Dans ce travail, « le nouveau et l’ancien ne sont pas antagonistes. Dans ce domaine, l’Eglise conserve un patrimoine musical prestigieux, qui doit être utilisé savamment, intelligemment et avec les compétences nécessaires. Conserver ne veut pas dire être conservateur, mais signifie apprécier et accueillir la nouveauté sans oublier le passé », poursuit Mgr Liberto.

Lors des messes pontificales, Mgr Giuseppe Liberto, associe ainsi ses propres compositions aux partitions historiques des choeurs de la Chapelle Sixtine, en particulier celles du célèbre Palestrina (1525-1594). Dans la musique liturgique, il n’y a pas de place pour les dilettantes, estime le chef de la Sixtine, s’appuyant sur le texte de Jean Paul II du 22 novembre 2003, célébrant le 100e anniversaire du Motu proprio de Pie X.

A la question de savoir si Mgr Liberto est la voix de son maître, on ne saura pas grand chose, sinon que le pape est proche de ses musiciens, qu’il n’a pas émis de jugement quant à leur travail, et qu’il aime toutes les formes de musique. Jean Paul II « continue à chanter lors des offices, c’est un exemple pour tous ». « Ne m’en demandez pas plus ». Toujours est-il que le chef de choeur travaille « avec humilité et sagesse, audace et enthousiasme et dans une grande liberté intérieure ».
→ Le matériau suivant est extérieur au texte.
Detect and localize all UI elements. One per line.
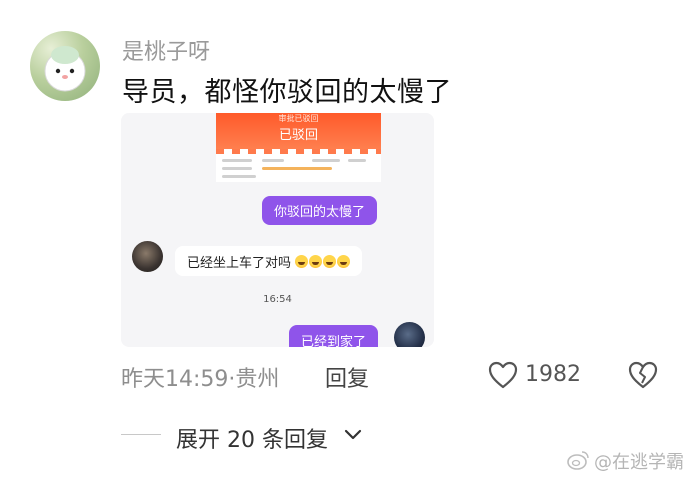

Pour les compositeurs de musique sacrée, « le champ de recherche de la musique reste ouvert aux nouveaux langages capables d’exprimer le mystère divin et de favoriser la participation des fidèles. Au-delà du grégorien et du chant polyphonique un peu difficiles, il faut faire une grande place aux fidèles ».

Célébrer la rencontre entre Dieu et son peuple

Pour arriver à composer un chant sacré respectant les cadres liturgiques, il faut savoir former les compositeurs et musiciens. Pour Mgr Liberto, c’est là que le bât blesse. « Il est nécessaire de former au chant liturgique tous les prêtres et servants d’autels: évêques, prêtres, diacres, catéchistes et tout les laïcs ». « Il ne suffit pas d’avoir en main les documents. Il faut être plus concret, acquérir des compétences en matière musicale et spirituelle. Les musiciens exécutant des partitions de musique liturgique remplissent une véritable mission et doivent célébrer la rencontre entre Dieu et son peuple ». Pourtant, cette mission n’est pas toujours appréciée à sa juste valeur par les conférences épiscopales, pas assez attentives, selon le maître de choeur du pape, à la formation des musiciens et à la qualité des chants dans leurs églises.

Pour les fêtes de Pâques, la musique sacrée n’a cessé de résonner sous les voûtes des basiliques majeures de Rome. Chacune de ces quatre églises a son choeur attitré et ils se font parfois concurrence.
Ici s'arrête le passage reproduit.